Infinitives vs. Base Forms (Bare Infinitives)
The base form of a verb is simply the infinitive without the particle to—like an infinitive, it is uninflected for tense and person. Because of this similarity, the base form of a verb is often known as a bare infinitive, and some grammar guides and writers make little distinction between the two forms.
However, infinitives and base-form verbs function differently, so it is important to distinguish between them. An infinitive can be used in a sentence as a noun, an adverb, or an adjective, but it cannot act as a true verb that expresses the action of a subject.
The base form of a verb, on the other hand, can be used in conjunction with the auxiliary verb do to become negative or to form questions. They are also used with modal auxiliary verbs to express things like possibility, necessity, obligation and permission, as well as to create the simple future tense.
Verbs that take bare infinitives
The base form is also used after the direct object of certain action verbs, such as let, help, and make, as well as after verbs of the senses, such as hear, see, and feel.

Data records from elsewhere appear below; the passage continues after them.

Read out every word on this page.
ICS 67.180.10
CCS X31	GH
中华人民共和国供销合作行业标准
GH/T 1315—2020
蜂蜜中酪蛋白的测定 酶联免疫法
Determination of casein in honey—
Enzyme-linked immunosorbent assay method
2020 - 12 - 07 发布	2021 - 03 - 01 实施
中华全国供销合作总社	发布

Let’s look at some examples of these below. The bare infinitives (base forms) are in bold, while the main verbs are underlined and the direct objects are italicized:
- “Please let me go to the party, mom.” (Please give me permission to go.)
- “His father makes him study.” (His father forces him to study.)
- “Jack is helping me clean the garage.” (Jack is cleaning the garage with me.)
- “He heard me shout.” (He could that I was shouting.)
- “I saw her look in my direction.” (I could see that she was looking in my direction.)
- “I felt him touch my arm.” (I could feel that he touched my arm.)
(Note that these are not the only verbs that can be followed by bare infinitives.)
After had better
The base forms of verbs are also used after the phrase had better, which acts like the modal verb should to suggest a required or desirable action. For example:
- “You had better clean this up before your father gets home.”
- “I think we’d better go home soon.”
Bare infinitives can also follow the word why to form questions, as in:
- “Why study when I already know the material by heart?”
- “Why watch TV when we could play outside?”
These types of questions are called elliptical, which, as we saw above, means that part of the sentence has been left out because it is implied. The full questions might read:
- “Why should I study when I already know the material by heart?”
- “Why would we watch TV when we could play outside?”
Since the italicized parts of these sentences can be implied, they are sometimes left out entirely.